Research

screen-shot-2016-10-21-at-11-09-29-amRESEARCH

I work on the sociolinguistics of multilingualism and language contact in urban West Africa, the Sahara, and the Maghreb, and on the phonology and morphology of the Atlantic  languages, especially Wolof, Pulaar and Sereer.

My sociolinguistic interests center on the ways in which outcomes of language contact are modulated by societal considerations such as urbanization, Islamization, and (colonial and postcolonial) power relationships between speakers of various languages, and I am particularly interested in urban ways of speaking and in the sociolinguistics of everyday writing in African languages.

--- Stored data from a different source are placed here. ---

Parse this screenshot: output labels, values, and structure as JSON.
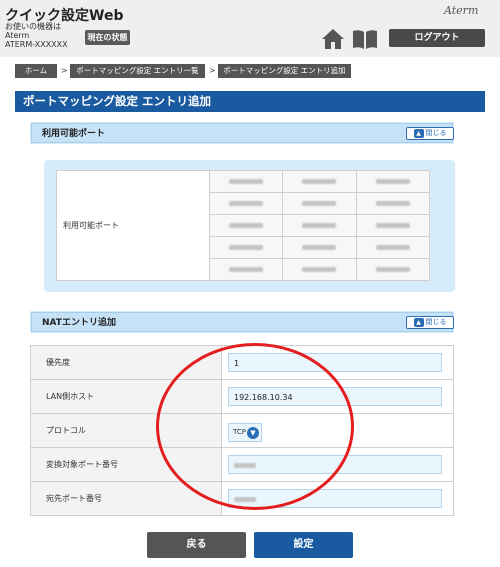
{
  "header": {
    "app_title": "クイック設定Web",
    "device_label": "お使いの機器は",
    "device_name": "Aterm",
    "device_model": "ATERM-XXXXXX",
    "status_button": "現在の状態",
    "brand_logo": "Aterm",
    "logout_button": "ログアウト",
    "icons": [
      "home-icon",
      "book-icon"
    ]
  },
  "breadcrumb": {
    "items": [
      "ホーム",
      "ポートマッピング設定 エントリ一覧",
      "ポートマッピング設定 エントリ追加"
    ],
    "separator": ">"
  },
  "page_title": "ポートマッピング設定 エントリ追加",
  "available_ports": {
    "section_title": "利用可能ポート",
    "close_label": "閉じる",
    "row_label": "利用可能ポート",
    "blurred_cells": 15
  },
  "nat_entry": {
    "section_title": "NATエントリ追加",
    "close_label": "閉じる",
    "fields": [
      {
        "label": "優先度",
        "value": "1"
      },
      {
        "label": "LAN側ホスト",
        "value": "192.168.10.34"
      },
      {
        "label": "プロトコル",
        "value": "TCP"
      },
      {
        "label": "変換対象ポート番号",
        "value": ""
      },
      {
        "label": "宛先ポート番号",
        "value": ""
      }
    ]
  },
  "actions": {
    "back": "戻る",
    "submit": "設定"
  },
  "colors": {
    "primary": "#1a5aa0",
    "panel_bg": "#d7ecfa",
    "annotation": "#e41e1e",
    "header_bg": "#efefef"
  }
}
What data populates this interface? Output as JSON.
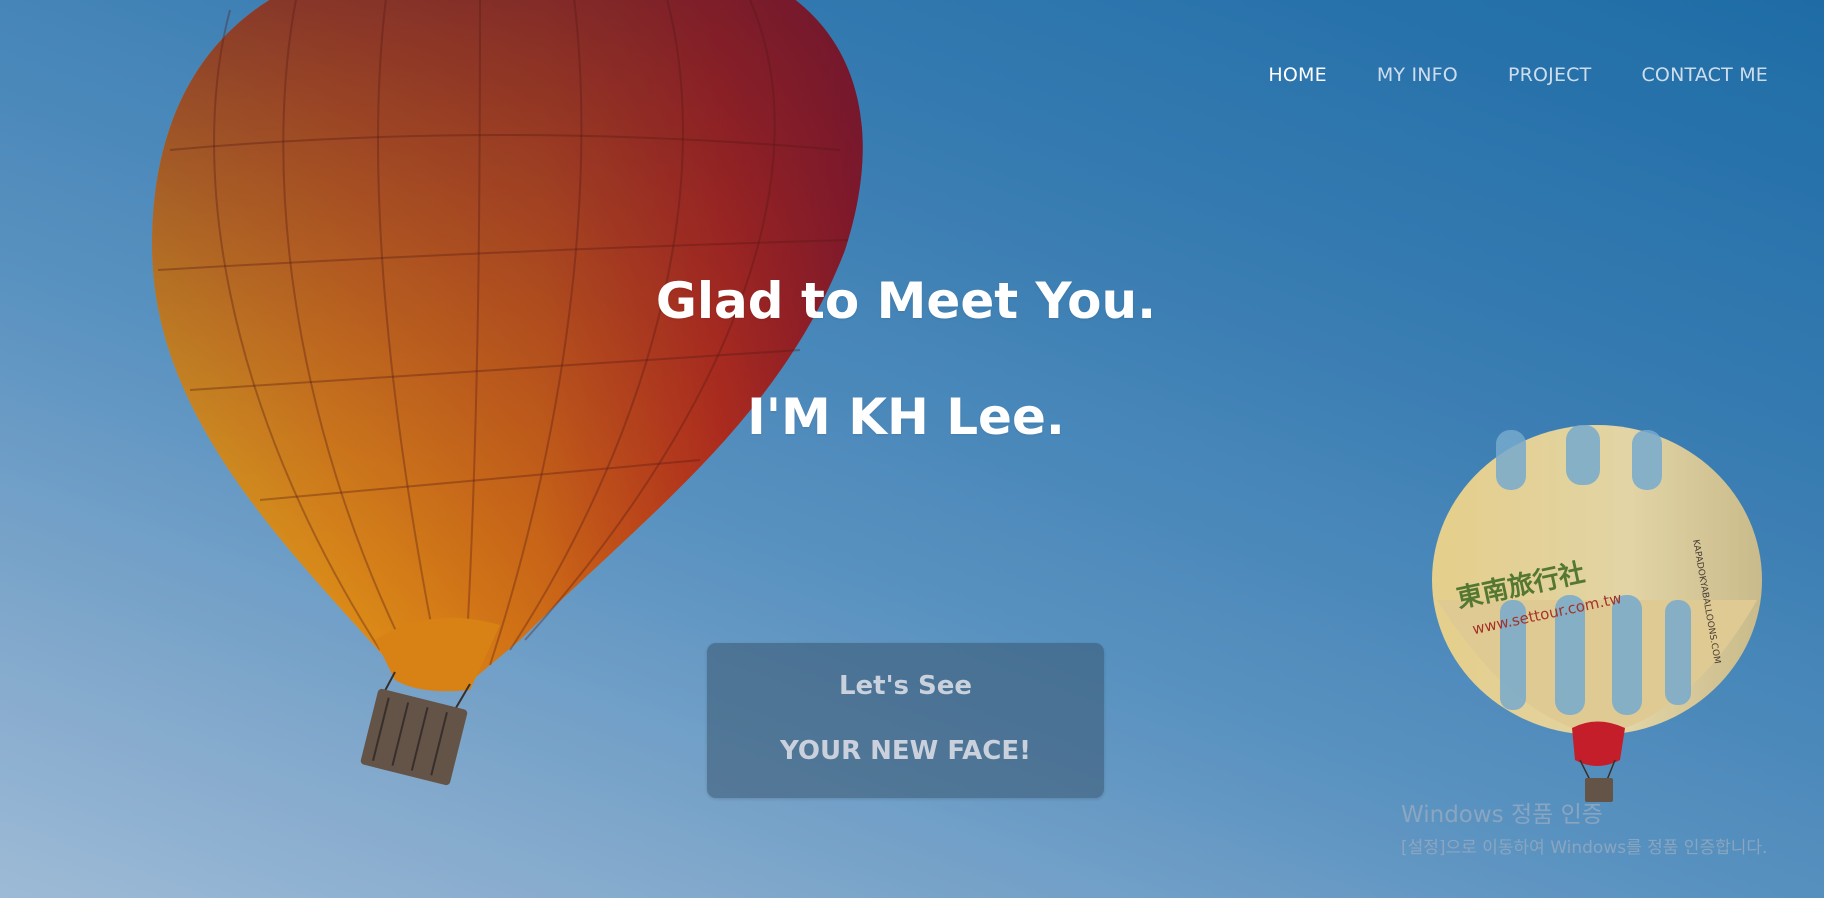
{
  "nav": {
    "items": [
      {
        "label": "HOME",
        "active": true
      },
      {
        "label": "MY INFO",
        "active": false
      },
      {
        "label": "PROJECT",
        "active": false
      },
      {
        "label": "CONTACT ME",
        "active": false
      }
    ]
  },
  "hero": {
    "line1": "Glad to Meet You.",
    "line2": "I'M KH Lee."
  },
  "cta": {
    "line1": "Let's See",
    "line2": "YOUR NEW FACE!"
  },
  "balloon_small": {
    "lettering": [
      "東南旅行社",
      "www.settour.com.tw",
      "KAPADOKYABALLOONS.COM"
    ]
  },
  "watermark": {
    "title": "Windows 정품 인증",
    "subtitle": "[설정]으로 이동하여 Windows를 정품 인증합니다."
  },
  "colors": {
    "sky_top": "#1f6ea8",
    "sky_bottom": "#a9c3dc",
    "text": "#ffffff",
    "button_bg": "#385670"
  }
}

My formal linguistic interests include consonant mutation and its interaction with other phonological processes such as reduplication and loanword adaptation; noun classification; and Fula prosody across dialects. Much of my work in these areas can be viewed on my publications page.  My current work is on the sociolinguistics of writing in African languages from the Maghreb to the Sahel.  You can see more information on this project on my NEH page.  In spring of 2022 I conducted research in Algeria for this project on a Fulbright research grant.

My research is based on extensive fieldwork in West Africa and has been funded by the Wenner-Gren Foundation, the National Endowment for the Humanities, the American Council of Learned Societies, Fulbright, the National Science Foundation, and the Camargo Foundation, as well as by several UF internal grants.  I am a former Director of the West African Research Center in Dakar, Senegal, and I  have taught at the Université Abdou Moumouni in Niamey, Niger and at the Université Gaston Berger in Saint-Louis, Senegal.